There are one dependent variable and five dependent variables in the model. Responses are collected for both dependent and independent variable using five point Likert scale. Can hierarchical regression analysis be performed ? Please Respond
I don't see why you would want to do it here. Note that with a Likert DV(ordinal) you should be thinking about Ordinal logistic Regression. See the link:
The main assumptions of hierarchical linear regression are the same as for other
forms of regression analyses. This includes that multicollinearity does not exist or is only present at very low levels (Tabachnick & Fidell, 2013); this can be
assessed using the Durbin–Watson test for independence of residuals (Field,
2013). Researchers should also check plots of standardized residuals to evaluate
for assumptions of normality, homoscedasticity, linearity, independence of errors, and absence of outliers.
Thanks to David Eugene Booth for mentioning the appropriateness of multiple ordinal regression and Imran Anwar for clarifying on regression assumptions.

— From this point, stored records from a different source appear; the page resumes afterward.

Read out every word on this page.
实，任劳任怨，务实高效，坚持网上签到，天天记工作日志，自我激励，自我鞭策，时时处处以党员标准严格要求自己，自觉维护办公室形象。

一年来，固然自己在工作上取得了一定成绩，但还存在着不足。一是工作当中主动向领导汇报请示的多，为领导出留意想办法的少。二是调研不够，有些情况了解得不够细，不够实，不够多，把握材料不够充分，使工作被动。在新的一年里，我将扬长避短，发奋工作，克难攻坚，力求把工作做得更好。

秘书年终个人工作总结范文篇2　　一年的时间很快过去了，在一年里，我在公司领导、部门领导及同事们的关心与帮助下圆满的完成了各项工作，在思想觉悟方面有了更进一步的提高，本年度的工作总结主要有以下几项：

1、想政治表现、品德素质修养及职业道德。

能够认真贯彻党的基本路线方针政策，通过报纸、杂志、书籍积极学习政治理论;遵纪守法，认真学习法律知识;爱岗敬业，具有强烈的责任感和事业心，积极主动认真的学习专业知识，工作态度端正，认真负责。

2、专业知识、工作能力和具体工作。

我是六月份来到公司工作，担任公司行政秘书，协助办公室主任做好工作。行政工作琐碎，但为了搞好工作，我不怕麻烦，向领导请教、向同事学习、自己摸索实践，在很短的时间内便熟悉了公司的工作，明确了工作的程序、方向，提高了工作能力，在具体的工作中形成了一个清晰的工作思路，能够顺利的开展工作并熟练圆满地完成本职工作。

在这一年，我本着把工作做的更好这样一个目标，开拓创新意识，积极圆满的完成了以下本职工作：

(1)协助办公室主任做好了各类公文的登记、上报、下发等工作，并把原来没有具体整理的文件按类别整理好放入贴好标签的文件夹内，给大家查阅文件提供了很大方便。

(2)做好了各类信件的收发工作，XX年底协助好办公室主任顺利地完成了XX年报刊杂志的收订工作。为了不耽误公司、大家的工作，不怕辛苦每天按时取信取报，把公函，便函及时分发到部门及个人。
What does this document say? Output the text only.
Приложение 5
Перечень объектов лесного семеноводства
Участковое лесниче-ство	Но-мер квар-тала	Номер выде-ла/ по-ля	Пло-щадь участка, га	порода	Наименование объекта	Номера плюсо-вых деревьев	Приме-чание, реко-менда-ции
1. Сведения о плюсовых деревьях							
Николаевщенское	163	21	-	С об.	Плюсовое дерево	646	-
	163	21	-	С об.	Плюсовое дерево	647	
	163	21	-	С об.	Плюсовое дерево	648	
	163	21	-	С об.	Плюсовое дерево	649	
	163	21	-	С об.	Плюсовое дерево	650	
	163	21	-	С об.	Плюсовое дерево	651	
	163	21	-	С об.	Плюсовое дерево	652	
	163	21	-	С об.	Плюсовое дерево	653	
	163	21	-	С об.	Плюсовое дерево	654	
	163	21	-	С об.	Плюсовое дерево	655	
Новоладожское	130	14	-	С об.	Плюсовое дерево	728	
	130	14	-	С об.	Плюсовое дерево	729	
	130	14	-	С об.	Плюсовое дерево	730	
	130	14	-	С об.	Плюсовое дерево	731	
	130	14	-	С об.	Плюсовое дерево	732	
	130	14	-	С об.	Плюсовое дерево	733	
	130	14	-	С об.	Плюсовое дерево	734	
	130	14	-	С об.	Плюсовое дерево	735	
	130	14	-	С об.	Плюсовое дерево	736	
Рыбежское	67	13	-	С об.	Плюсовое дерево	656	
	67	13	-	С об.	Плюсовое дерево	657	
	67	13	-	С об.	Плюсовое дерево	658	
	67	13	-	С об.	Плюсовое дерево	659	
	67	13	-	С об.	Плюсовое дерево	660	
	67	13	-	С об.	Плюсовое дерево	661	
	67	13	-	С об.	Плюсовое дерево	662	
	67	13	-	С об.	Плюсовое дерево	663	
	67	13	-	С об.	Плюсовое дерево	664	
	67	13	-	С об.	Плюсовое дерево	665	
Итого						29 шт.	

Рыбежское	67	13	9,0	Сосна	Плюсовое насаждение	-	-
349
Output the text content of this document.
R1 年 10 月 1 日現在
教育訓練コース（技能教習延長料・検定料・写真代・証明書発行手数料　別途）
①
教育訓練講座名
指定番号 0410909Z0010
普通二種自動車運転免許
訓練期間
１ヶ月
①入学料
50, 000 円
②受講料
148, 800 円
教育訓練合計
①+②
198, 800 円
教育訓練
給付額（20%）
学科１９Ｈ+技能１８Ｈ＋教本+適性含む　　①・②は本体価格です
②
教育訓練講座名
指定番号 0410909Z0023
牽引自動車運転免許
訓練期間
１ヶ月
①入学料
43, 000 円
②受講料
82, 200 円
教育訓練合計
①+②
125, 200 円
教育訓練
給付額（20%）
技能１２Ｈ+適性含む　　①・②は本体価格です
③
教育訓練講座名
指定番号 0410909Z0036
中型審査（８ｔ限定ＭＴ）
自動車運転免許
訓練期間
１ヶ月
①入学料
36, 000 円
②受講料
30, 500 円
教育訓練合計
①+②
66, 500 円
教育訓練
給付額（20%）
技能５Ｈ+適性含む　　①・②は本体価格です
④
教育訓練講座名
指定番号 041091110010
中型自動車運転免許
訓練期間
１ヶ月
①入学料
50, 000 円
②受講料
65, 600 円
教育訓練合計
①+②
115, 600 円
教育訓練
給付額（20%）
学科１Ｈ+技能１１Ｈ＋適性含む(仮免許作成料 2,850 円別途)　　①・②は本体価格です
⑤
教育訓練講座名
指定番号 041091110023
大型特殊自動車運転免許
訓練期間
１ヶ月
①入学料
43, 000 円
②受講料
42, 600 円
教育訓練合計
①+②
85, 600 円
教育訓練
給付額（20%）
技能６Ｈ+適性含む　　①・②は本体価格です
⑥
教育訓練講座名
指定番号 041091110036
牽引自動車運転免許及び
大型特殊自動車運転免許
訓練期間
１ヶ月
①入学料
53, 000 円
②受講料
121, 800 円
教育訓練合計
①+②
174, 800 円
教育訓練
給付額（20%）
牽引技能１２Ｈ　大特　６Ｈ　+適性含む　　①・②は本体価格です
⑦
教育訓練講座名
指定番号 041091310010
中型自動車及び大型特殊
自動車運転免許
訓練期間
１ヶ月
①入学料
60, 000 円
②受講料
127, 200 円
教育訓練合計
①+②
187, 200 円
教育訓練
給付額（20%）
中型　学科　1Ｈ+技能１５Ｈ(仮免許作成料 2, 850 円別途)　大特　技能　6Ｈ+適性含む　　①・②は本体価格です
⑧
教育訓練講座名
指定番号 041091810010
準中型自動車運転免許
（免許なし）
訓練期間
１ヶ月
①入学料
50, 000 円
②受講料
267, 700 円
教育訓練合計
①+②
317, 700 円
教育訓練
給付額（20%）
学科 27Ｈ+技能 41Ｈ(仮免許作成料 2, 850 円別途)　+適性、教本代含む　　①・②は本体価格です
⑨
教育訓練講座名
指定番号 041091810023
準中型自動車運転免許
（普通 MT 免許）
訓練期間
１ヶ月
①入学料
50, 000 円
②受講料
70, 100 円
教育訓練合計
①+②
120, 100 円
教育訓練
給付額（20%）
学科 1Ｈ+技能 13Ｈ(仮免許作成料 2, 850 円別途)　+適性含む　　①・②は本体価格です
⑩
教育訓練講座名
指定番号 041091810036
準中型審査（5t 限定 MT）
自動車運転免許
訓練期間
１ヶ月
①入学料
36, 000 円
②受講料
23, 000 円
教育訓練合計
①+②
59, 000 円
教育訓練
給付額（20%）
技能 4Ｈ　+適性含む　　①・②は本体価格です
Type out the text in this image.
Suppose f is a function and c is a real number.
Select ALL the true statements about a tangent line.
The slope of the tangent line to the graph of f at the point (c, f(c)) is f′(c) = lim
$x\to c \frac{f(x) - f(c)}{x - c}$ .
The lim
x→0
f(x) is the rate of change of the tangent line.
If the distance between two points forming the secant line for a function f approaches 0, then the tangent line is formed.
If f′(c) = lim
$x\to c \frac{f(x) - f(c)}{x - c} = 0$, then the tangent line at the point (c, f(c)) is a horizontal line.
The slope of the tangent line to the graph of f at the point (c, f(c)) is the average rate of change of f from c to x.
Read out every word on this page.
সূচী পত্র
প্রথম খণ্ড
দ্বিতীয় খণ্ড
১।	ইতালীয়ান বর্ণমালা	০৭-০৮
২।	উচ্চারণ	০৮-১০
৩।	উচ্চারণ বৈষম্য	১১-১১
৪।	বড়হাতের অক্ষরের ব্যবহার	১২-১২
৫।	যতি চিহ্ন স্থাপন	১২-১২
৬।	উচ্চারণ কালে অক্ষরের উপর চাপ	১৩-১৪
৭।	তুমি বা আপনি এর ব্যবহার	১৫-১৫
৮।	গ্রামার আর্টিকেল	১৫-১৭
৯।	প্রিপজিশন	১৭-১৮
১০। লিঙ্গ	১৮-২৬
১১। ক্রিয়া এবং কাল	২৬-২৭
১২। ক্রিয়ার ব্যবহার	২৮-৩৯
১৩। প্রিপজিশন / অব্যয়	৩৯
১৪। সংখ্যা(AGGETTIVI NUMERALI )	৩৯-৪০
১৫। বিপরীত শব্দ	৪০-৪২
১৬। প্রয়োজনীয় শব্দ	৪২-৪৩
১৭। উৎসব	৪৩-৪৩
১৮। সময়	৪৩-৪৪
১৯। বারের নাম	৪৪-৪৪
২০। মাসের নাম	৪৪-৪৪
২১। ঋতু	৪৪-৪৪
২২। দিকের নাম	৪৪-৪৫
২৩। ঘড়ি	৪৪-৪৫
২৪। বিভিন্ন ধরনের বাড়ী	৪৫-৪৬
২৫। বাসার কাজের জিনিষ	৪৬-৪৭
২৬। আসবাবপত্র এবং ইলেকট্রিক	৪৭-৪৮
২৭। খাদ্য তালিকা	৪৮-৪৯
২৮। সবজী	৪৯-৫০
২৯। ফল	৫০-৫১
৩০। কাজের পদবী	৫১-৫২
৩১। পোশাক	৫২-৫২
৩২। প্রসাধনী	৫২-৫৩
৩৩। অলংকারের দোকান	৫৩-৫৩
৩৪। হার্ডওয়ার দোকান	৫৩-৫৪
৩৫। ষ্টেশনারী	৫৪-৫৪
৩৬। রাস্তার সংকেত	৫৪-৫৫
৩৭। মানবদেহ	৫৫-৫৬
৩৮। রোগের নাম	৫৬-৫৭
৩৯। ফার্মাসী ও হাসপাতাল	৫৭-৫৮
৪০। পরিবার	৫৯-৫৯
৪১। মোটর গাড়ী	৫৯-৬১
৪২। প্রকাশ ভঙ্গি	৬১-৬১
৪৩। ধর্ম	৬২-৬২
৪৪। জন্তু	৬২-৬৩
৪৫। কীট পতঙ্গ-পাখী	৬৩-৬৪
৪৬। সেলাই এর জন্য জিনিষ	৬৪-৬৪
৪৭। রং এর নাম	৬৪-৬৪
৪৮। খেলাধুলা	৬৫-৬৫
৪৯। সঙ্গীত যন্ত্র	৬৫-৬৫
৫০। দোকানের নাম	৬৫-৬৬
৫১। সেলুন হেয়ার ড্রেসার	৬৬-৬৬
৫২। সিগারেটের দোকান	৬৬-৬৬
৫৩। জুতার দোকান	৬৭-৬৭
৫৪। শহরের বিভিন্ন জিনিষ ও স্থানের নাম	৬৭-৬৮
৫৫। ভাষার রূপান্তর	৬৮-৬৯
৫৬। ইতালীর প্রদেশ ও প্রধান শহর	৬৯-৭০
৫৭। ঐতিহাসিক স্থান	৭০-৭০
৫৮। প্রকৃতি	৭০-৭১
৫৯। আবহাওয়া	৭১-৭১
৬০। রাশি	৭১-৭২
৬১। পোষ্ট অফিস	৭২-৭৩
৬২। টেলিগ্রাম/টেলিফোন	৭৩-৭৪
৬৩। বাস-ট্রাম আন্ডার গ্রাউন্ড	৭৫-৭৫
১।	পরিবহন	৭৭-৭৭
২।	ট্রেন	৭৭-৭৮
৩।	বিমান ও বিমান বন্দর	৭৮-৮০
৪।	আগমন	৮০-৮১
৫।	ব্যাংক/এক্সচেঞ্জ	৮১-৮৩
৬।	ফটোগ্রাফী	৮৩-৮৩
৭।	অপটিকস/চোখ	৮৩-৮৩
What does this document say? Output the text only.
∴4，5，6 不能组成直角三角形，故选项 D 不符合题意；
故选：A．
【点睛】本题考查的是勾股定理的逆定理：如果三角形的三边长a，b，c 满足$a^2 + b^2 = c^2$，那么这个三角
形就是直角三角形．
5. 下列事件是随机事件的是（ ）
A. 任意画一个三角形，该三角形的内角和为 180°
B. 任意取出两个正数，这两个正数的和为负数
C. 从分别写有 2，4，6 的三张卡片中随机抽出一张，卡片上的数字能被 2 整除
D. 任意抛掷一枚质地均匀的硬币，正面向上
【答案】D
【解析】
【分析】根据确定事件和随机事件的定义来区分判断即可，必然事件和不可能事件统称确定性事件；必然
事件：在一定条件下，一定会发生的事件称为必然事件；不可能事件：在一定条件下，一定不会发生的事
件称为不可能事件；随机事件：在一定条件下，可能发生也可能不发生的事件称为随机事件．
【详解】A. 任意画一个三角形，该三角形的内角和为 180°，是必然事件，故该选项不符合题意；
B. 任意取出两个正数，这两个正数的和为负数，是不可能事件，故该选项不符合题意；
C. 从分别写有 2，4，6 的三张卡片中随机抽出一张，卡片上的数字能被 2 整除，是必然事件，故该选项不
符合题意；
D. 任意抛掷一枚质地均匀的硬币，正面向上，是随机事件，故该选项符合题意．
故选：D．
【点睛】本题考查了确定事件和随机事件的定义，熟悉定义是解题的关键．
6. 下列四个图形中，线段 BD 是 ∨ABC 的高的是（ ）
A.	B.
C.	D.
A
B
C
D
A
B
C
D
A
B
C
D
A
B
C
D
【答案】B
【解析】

Hierarchical regression is more appropriate for model comparison for nested data when the researcher needs to account (or control) for the effect of certain IVs on the DV, before the impact of other IVs on the DV is measured. The traditional multiple linear regression presumes that all cases are independent of each other, however, in the case of nested data, the researcher determines the order of entering variables into the regression equation. For example, if x1, x2, x3, x4 and x5 are IVs and y is the DV, and the researcher needs to measure the impact of x4 and x5 on y after controlling for the effect of x1, x2 and x3, then hierarchical multiple regression would be the most appropriate method. From your dataset, if you need to compare alternative models after controlling for a-priori identified variables (from literature review), effect of which need to be controlled before the rest of IVs are entered to measure the impact on DV, then hierarchical multiple regression would be needed.